Karel Dierickx ontwikkelde in de jaren zestig een schilderkunst die een bijdrage leverde aan de Nieuwe Figuratie, en enigszins verwant was met de beeldenwereld van Pjeroo Roobjee. Eigenaardig gevormde figuren bevolkten in bewust onnatuurlijke kleuren zijn doeken waarop ze zeer verhalend weergaven wat er allemaal kan misgaan in de wereld. Het fantasmagorische verwant aan het surrealisme was niet veraf.
Begin de jaren zeventig ontstond er een breuk in deze stijl die een ware ommekeer mag genoemd worden. Van scherp maatschappijkritisch wordt Dierickx zeer intimistisch met aandacht voor de landschappelijke ruimte rondom zich. Zijn vraagstelling is verschoven naar het leven zelf dat natuur is, en waarvan de dood een belangrijk deel uitmaakt. Niet dit onvermijdbare einde interesseert hem, maar de weg ernaar toe, de wording die een verwording is. Dit proces is het best te vatten met de tekening. Potlood, levenscheppend, en gom, dodend, laten gemakkelijk de overgang van de ene naar de andere wereld weergeven, van begin naar einde. De tekeningen van dode vogels zijn gekend in het oeuvre van Dierickx. Vaak bevinden ze zich al in het stadium van de ontbinding, vol onverwachte tederheid.

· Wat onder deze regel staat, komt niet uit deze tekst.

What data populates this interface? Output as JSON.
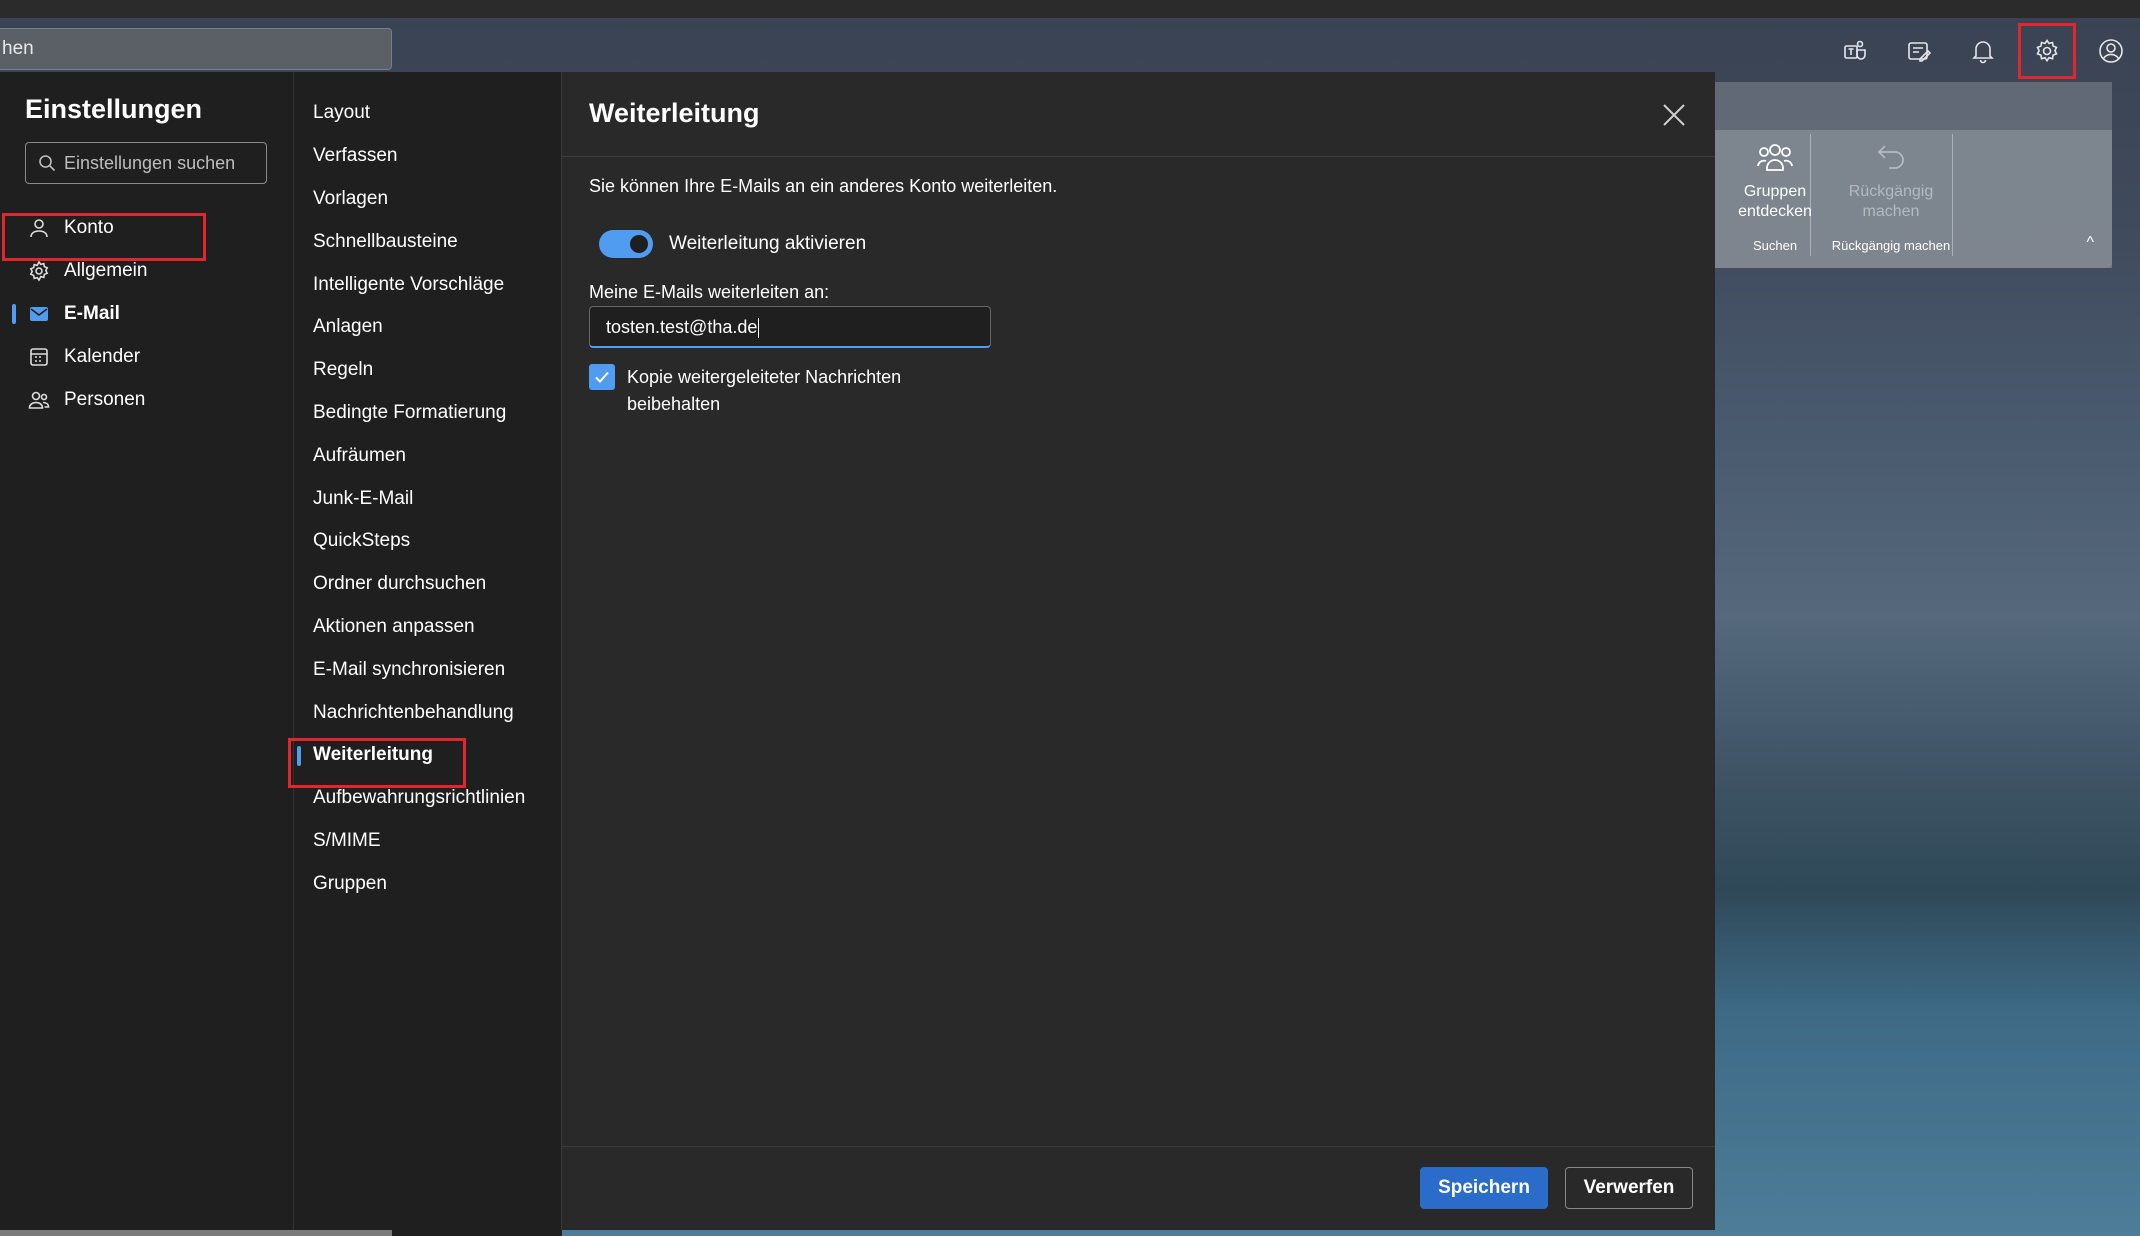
{
  "top_search": {
    "text": "hen"
  },
  "top_icons": [
    {
      "name": "teams-icon"
    },
    {
      "name": "notes-icon"
    },
    {
      "name": "bell-icon"
    },
    {
      "name": "gear-icon"
    },
    {
      "name": "profile-icon"
    }
  ],
  "ribbon": {
    "groups_button_label": "Gruppen entdecken",
    "groups_group_label": "Suchen",
    "undo_button_label": "Rückgängig machen",
    "undo_group_label": "Rückgängig machen",
    "collapse_glyph": "^"
  },
  "settings": {
    "title": "Einstellungen",
    "search_placeholder": "Einstellungen suchen",
    "nav": [
      {
        "label": "Konto",
        "icon": "person-icon"
      },
      {
        "label": "Allgemein",
        "icon": "gear-icon"
      },
      {
        "label": "E-Mail",
        "icon": "mail-icon",
        "selected": true
      },
      {
        "label": "Kalender",
        "icon": "calendar-icon"
      },
      {
        "label": "Personen",
        "icon": "people-icon"
      }
    ],
    "subnav": [
      "Layout",
      "Verfassen",
      "Vorlagen",
      "Schnellbausteine",
      "Intelligente Vorschläge",
      "Anlagen",
      "Regeln",
      "Bedingte Formatierung",
      "Aufräumen",
      "Junk-E-Mail",
      "QuickSteps",
      "Ordner durchsuchen",
      "Aktionen anpassen",
      "E-Mail synchronisieren",
      "Nachrichtenbehandlung",
      "Weiterleitung",
      "Aufbewahrungsrichtlinien",
      "S/MIME",
      "Gruppen"
    ],
    "subnav_selected": "Weiterleitung"
  },
  "forwarding": {
    "title": "Weiterleitung",
    "description": "Sie können Ihre E-Mails an ein anderes Konto weiterleiten.",
    "toggle_label": "Weiterleitung aktivieren",
    "toggle_on": true,
    "field_label": "Meine E-Mails weiterleiten an:",
    "field_value": "tosten.test@tha.de",
    "checkbox_label": "Kopie weitergeleiteter Nachrichten beibehalten",
    "checkbox_checked": true,
    "save_label": "Speichern",
    "discard_label": "Verwerfen"
  },
  "colors": {
    "accent": "#4f9cf0",
    "save_button": "#2b6bc9",
    "highlight_box": "#e0262f",
    "panel_bg": "#1f1f1f",
    "main_bg": "#292929"
  }
}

Deze onbestendigheid beheerst ook de wijze waarop Karel Dierickx omgaat met het landschap. De ruimte rondom ons ‘is’ er nooit, ze wijzigt voortdurend. Niet alleen de tijd kan een subjectieve invulling krijgen, dat geldt ook voor de ruimte. Dierickx wordt getroffen door een detail, waarop zijn oog gevallen is, bijvoorbeeld een vlag van een schip. Het wordt het baken voor de innerlijke ervaring er omheen. Zijn schilderijen lijken wel impressionistisch met het gelijkaardige effect zodat men wel zou gaan denken dat ze abstract zijn, zoals de vijvers van Monet. Maar ze zijn niet impressionistisch, omdat de abstrahering niet het gevolg is van de waarneming, maar wel van de mijmering, van een innerlijke verwerking. Het harde coloriet uit zijn beginfase heeft hij dan ook ingewisseld voor bijzondere zachte – maar niet per se lieftallige – tinten: purpers, grijzen, blauwgroenen, die eerder verwijzen naar een gemoedsgesteltenis dan naar waarneembare feiten. Een beetje in de geest van de Italiaanse schilder Giorgio Morandi (1890-1964) voor wie het fles-zijn van het flesje bijkomstig was en ingeruild werd voor de gevoeligheid waarmee we met sommige dingen omgaan. Dierickx laat ons met zijn landschappen eerder toe in zijn eigen emotionele atmosfeer dan in de landschappelijke realiteit. De droom is niet veraf.
Samen met zijn geestesgenoten van ‘La nouvelle subjectivité’ reageerde hij tegen de schilderonvriendelijke houding van de verdedigers van de conceptuele kunst en het minimalisme. Tegenover de hieraan verbonden vaak puriteinse soberheid plaatsten ze een schilderkunst van het plezier. Dit wordt vaak uitgedrukt via het woord ‘picturaal’, d.w.z. de kracht die inherent is aan het medium verf. Schilderkunst beeldt de wereld niet uit, ze maakt een wereld.